James Ledbetter ’86 is the editor of Inc. and author, most recently, of Unwarranted Influence: Dwight D. Eisenhower and the Military-Industrial Complex.

This unusual book offers a simple but challenging corrective to the assumptions made by most mainstream economists. For decades, economics has emphasized the magical wisdom of markets in maximizing a society’s wishes and desires. But if this were strictly true, the authors ask, then why in so many instances—the housing and financial crises, addiction to drugs, and gambling—do we end up with social outcomes that almost no one actually wants?

Part of their answer is that the drive to maximize profit carries with it a strong incentive to appeal to the worst sides of human nature. Using an Internet analogy, Akerlof and Shiller explore how even legitimate businesses “phish” for unsuspecting consumers (“phools”). 

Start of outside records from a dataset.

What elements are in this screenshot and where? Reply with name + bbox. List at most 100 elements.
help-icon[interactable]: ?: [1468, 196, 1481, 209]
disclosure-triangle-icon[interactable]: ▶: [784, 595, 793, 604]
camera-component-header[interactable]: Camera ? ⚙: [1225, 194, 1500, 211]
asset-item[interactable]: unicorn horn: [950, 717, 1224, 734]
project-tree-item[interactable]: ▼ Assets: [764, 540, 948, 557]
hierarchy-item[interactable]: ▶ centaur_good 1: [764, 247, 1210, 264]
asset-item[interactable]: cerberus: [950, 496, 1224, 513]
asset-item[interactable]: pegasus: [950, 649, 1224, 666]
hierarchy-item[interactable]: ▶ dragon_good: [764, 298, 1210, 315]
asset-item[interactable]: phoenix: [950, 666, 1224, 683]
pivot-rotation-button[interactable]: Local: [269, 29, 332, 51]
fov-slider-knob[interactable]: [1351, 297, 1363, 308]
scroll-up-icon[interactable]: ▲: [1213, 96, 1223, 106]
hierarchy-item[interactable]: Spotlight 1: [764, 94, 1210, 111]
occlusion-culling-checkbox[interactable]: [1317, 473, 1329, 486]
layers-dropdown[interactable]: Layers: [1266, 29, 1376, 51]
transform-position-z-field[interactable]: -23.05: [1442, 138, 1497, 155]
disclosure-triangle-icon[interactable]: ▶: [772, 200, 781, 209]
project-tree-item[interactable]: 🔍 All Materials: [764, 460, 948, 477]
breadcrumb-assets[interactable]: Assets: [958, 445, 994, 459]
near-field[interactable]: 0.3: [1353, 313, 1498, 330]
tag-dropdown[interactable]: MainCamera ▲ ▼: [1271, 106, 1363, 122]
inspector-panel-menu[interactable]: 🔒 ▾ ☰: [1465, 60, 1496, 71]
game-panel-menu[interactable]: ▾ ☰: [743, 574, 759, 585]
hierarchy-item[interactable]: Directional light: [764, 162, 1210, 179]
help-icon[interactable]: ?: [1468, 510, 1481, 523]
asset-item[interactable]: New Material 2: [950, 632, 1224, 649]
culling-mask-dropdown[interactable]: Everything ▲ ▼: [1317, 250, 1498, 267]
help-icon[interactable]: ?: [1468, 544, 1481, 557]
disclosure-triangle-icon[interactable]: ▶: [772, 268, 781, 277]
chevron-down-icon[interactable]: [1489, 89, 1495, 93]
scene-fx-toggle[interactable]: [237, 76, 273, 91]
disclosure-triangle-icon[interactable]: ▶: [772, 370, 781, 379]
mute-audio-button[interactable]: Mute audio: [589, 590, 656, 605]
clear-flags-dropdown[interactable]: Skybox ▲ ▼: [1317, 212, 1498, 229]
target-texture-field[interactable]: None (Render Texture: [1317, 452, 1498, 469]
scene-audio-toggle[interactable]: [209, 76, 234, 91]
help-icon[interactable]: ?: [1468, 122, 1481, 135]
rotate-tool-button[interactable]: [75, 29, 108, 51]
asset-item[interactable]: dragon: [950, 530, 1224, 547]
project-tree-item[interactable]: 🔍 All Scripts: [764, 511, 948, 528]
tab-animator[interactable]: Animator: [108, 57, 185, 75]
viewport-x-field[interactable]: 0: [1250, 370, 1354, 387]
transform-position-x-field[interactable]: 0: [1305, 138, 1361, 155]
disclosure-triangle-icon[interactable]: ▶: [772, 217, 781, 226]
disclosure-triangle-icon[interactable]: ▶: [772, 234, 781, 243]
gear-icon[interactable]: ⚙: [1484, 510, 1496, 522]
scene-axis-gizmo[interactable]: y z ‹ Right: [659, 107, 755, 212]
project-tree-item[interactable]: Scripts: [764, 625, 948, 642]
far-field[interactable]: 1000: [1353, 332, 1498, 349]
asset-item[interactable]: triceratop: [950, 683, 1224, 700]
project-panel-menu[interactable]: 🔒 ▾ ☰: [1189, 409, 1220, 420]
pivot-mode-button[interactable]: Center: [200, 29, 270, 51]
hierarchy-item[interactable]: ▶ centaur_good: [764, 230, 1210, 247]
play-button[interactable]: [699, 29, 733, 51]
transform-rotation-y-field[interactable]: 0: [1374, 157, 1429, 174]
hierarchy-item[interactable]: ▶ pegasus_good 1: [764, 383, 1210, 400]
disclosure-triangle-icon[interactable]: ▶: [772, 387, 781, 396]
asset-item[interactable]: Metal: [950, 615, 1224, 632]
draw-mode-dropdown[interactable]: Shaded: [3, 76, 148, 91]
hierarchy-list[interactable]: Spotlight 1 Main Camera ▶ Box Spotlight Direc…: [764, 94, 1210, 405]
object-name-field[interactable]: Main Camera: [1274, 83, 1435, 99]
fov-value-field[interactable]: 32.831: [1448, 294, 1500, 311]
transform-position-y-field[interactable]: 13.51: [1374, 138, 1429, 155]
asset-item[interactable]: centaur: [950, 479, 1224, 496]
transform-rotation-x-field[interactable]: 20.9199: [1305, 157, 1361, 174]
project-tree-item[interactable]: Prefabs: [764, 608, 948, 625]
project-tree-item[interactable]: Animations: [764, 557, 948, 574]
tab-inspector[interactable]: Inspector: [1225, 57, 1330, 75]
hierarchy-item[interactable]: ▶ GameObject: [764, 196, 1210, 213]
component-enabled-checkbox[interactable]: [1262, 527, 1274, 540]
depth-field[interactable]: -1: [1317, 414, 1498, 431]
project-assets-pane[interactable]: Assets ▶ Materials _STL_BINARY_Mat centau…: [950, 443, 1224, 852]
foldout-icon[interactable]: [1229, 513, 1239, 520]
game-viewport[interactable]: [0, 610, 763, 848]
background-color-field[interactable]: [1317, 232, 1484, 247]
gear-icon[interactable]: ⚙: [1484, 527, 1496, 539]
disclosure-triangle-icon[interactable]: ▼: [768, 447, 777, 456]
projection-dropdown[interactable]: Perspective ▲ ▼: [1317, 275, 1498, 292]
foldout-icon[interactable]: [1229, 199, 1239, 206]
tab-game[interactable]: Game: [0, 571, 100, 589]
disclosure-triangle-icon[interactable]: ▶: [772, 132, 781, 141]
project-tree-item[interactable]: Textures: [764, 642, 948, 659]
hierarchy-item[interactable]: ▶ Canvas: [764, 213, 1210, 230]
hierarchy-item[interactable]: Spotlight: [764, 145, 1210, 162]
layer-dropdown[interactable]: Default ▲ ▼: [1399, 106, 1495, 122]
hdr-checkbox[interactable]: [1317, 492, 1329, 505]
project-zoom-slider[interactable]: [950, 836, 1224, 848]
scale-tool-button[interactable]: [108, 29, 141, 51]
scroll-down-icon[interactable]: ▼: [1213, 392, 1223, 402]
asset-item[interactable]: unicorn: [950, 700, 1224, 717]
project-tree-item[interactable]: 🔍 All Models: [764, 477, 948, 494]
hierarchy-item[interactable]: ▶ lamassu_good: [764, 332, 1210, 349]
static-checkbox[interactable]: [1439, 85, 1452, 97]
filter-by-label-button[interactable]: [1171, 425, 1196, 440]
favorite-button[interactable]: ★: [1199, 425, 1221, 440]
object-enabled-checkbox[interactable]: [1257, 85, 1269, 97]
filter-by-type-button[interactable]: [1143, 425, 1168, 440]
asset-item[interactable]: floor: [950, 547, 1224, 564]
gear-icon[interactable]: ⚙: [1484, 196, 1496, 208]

They depict the practice of phishing as both older and more widespread than most people think. Often, phishing strategies emerge in new, rough-and-tumble industries. In the early twentieth century, the advertising industry proffered outlandish exaggerations. As consumers grew more wary, ads shifted to more-subtle strategies, including appeals to psychological urges. The message was usually within legal bounds, but the practice made “phools” of us all, the authors maintain; think of the tens of billions of dollars spent on cigarette advertising well after the link between smoking and lung cancer was established. As financial sector “phishing,” they offer the savings and loan crisis of the ’80s and ’90s and the massive fraud in the mortgage market that contributed to the deepest economic crisis since the Depression.

Probably not every reader will agree with every interpretation or argument—but every reader will find something that enlightens and stimulates.